The histological report described an encapsulated mass of 2.5 cm in diameter composed of trabeculae of glandular pattern with cuboidal cells with finely granular eosinophilic cytoplasm and centrally located round to oval nuclei with distinct nucleolus interpreted as insulinoma (Fig 2 and 3). Fig 2 depicts infiltration of the capsule by the tumoral cells. Mitoses were rare.
She was seen again four weeks after the operation, and had developed a left pleural effusion with high level of amylase and a peripancreatic abscess. They were considered direct complications of the surgical procedure. These complications resolved completely after thoracentesis and antibiotics. She had lost 14 kilograms of weight and showed almost total regression of her acanthosis nigricans except for some trophic skin changes and dark discoloration, although lighter than before, they persisted on both axillae and anterior aspect of the neck. The sublabial acanthosis nigricans disappeared entirely (Fig 4).
She remained hypertensive but her blood pressure could be controlled with a simpler combination of antihypertensive drugs. She is currently on hydrochlorothiazide, enalapril and nifedipine.
The case that we present could be of interest for various reasons. The fact that our patient learned to mitigate, and even abort, hypoglycemic attacks by eating at the time of early warning symptoms of hypoglycemia contributed to both a delayed diagnosis and excessive obesity.

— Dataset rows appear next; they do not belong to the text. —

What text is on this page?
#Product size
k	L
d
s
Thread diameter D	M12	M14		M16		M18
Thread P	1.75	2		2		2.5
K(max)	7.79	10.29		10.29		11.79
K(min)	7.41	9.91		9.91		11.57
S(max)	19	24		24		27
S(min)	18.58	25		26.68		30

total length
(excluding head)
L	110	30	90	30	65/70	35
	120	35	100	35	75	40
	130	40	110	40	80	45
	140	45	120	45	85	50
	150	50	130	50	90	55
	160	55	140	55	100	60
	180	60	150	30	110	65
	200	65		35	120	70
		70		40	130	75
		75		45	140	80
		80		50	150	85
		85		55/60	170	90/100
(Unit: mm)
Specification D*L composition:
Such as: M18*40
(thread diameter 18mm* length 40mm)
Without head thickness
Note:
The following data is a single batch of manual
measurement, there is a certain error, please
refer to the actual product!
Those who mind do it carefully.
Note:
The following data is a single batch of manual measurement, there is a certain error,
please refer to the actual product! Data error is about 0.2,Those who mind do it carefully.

We suggest that insulinoma should be considered in the differential diagnosis of the etiology of obesity even if symptoms of hypoglycemia are not present.
As Cruz and Hud have proposed, acanthosis nigricans seen in metabolic syndrome (obesity, hypertension, dyslipidemia and type 2 diabetes mellitus/insulin resistance) is caused by hyperinsulinemia per se and not by whichever mechanism that might be involved in insulin resistance.⁴ Our case is supportive of this pathogenic mechanism of acanthosis nigricans because after removing the source of insulin the skin changes regressed in just a few weeks, as have been reported by others.⁵, ⁶ We postulate that probably a genetic predisposition and the time of exposure of hyperinsulinemia on dermal tissue are also needed for acanthosis nigricans to develop, otherwise it is difficult to explain why most patients with insulinoma do not present this skin abnormality.

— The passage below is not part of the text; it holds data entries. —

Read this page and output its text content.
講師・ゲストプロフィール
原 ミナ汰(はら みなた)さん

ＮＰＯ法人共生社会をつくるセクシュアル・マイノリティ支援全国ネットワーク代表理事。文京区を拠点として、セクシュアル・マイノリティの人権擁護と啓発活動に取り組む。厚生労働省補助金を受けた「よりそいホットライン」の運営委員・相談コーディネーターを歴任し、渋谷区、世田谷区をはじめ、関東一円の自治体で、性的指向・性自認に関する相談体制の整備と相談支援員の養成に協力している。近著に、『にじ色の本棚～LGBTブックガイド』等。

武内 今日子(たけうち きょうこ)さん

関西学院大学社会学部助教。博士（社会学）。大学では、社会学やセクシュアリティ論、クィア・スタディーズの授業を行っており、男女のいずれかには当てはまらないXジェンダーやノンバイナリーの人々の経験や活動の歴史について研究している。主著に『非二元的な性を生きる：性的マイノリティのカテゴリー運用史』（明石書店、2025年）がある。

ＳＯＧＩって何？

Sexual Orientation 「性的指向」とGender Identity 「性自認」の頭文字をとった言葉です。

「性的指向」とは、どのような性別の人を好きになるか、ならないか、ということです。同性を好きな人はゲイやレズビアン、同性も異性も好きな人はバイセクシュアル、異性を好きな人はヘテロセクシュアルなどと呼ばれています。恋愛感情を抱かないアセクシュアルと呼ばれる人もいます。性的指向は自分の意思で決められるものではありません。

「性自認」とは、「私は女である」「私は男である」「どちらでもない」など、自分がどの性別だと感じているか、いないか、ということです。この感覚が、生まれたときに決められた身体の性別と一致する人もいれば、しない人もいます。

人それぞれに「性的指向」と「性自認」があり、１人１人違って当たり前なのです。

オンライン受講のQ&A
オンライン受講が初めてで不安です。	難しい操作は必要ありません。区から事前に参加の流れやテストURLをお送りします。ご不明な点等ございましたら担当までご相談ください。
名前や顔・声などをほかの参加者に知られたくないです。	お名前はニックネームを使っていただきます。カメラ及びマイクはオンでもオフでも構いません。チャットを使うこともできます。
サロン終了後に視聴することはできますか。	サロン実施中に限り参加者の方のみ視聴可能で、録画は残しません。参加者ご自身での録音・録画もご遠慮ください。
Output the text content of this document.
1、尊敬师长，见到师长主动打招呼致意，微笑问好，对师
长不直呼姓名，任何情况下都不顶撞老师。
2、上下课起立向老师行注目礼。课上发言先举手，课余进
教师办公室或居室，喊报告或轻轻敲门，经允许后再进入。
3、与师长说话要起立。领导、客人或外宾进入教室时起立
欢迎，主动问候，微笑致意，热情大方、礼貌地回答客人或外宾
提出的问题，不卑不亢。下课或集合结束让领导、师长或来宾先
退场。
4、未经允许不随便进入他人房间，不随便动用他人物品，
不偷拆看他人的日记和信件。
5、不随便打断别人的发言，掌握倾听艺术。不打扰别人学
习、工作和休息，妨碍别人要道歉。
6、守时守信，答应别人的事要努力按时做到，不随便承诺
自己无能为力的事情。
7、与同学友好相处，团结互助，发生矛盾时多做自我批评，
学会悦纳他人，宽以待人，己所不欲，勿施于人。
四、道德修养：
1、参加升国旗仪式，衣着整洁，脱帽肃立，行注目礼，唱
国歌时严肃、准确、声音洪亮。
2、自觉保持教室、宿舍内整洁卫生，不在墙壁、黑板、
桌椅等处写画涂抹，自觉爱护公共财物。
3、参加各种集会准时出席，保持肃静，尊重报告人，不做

This case also supports the finding, reported by Sawicki et al,⁷ that hyperinsulinemia has no effect in blood pressure since after the normalization of insulin levels she remained hypertensive, although it has been easier to control due to reduction of her body weight. Certainly this loss of body mass in a short period can be explained by the removal of the source of her hypoglycemia that obliged her to eat excessively.

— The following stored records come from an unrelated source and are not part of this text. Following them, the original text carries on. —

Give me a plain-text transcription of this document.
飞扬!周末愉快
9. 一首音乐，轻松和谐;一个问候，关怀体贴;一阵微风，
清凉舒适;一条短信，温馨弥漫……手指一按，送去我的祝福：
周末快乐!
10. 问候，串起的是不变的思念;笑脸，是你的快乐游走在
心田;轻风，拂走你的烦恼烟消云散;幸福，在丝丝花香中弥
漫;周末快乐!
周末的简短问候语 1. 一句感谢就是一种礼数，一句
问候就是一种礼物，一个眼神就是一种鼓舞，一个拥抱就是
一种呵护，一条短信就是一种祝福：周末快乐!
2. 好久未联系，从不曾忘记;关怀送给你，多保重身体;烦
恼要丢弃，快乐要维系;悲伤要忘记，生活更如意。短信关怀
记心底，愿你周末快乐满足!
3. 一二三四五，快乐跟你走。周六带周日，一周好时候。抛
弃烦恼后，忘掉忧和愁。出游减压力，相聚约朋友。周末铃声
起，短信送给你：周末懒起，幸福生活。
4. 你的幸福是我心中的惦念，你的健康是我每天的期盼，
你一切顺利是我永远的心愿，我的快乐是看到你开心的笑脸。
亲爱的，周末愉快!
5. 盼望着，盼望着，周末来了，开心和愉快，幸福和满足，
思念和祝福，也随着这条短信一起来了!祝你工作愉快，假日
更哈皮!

Most insulinomas show a benign behavior specially if less than 2.5 cm at the time of resection but its real nature cannot be ascertain from the histological appearance. Besides tumour size, the presence of frequent mitosis, metastasis, local or distant, and capsular infiltration can predict a cancerous behavior⁸,⁹. In our patient metastasis were not found at the time of operation; however, the infiltration of the capsule makes her prognosis uncertain and obliges us to follow her closely in the near future.